Install Incorta cluster on DR site exactly similar to primary site. This means:
- Incorta version and the number of loader and analytics services are the same as the primary site
- Installation directory structure is the same
- Network CNAMES are the same as the primary for each of the loader and analytics nodes as this is needed for a seamless switch from Primary to DR and vice versa
Follow the above process for Spark and Zookeeper cluster as well.
Shutdown the Incorta cluster and Zookeeper cluster on the disaster recovery site so that nothing is written accidentally to that environment by login to the environment. Put the metadata database in readonly mode.

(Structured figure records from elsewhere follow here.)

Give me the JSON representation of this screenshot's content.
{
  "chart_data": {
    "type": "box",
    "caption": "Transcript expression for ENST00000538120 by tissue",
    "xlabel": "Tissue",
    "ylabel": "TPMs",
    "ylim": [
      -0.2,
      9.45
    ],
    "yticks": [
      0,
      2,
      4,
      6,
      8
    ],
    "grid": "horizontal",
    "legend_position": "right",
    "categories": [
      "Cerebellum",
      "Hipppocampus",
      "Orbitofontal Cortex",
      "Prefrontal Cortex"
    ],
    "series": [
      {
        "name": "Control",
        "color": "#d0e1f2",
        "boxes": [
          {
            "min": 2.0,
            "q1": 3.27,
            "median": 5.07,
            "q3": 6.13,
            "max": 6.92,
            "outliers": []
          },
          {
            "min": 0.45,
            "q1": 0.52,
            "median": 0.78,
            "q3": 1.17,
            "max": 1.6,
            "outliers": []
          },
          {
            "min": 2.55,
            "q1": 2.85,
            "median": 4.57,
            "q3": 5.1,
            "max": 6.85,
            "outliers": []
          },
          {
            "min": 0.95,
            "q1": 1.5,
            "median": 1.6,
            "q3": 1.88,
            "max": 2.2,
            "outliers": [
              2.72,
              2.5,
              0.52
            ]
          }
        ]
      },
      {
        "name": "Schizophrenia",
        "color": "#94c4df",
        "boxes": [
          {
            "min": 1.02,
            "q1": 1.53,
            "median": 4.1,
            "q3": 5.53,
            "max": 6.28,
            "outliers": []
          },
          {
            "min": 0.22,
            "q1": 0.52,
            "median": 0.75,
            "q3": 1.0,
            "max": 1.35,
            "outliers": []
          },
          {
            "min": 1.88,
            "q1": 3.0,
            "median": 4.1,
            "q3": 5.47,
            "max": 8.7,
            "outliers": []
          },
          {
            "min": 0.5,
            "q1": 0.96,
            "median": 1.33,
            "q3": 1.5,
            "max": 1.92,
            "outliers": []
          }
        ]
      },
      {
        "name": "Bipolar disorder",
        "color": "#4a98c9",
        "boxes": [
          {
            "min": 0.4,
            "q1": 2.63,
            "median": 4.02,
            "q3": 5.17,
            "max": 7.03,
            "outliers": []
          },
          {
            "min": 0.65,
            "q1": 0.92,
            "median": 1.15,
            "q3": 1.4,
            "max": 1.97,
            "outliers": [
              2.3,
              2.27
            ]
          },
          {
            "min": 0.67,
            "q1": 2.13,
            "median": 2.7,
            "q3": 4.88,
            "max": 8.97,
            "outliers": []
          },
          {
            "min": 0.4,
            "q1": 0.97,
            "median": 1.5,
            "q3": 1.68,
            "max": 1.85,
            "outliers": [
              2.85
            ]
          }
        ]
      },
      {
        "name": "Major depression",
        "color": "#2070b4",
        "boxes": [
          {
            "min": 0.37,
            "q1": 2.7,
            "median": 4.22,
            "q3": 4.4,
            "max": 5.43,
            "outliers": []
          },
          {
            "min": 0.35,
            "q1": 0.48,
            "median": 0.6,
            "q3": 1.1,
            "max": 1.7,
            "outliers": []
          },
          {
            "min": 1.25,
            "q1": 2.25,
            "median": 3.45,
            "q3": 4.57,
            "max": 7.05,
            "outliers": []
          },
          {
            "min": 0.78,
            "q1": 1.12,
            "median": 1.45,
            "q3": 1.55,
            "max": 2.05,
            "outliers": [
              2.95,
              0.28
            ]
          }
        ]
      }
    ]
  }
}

Set up replication for the following:
To keep the Incorta version on both the primary and disaster recovery sites the same, replicate the whole installation directory structure from the primary to the disaster recovery site for all the nodes including CMC.
Also keep the Spark cluster and Zookeeper ensemble in sync using the same directory structure and CNAMEs. The Spark cluster can be maintained separately without replication as it is an external piece and can be plugged in when the disaster recovery site needs to be activated. To keep downtime to a minimum, it is preferred to have them replicated as well.
Use appropriate technology provided by shared storage vendors to replicate the whole tenant directory from primary to disaster recovery site shared storage
Replicate metadata database from primary site to disaster recovery site. Make sure that metadata database on the disaster recovery site is in readonly mode and only replication is allowed.
When the primary site goes down and you need to activate the disaster recovery site take the following steps:
Reverse the replication from the Disaster Recovery site to the primary for
- Incorta Installation directories
- Shared Storage
- Metadata database
Start Incorta on the Disaster Recovery site. If you are using a load balancer on top of the analytic services, make sure that the url is activated.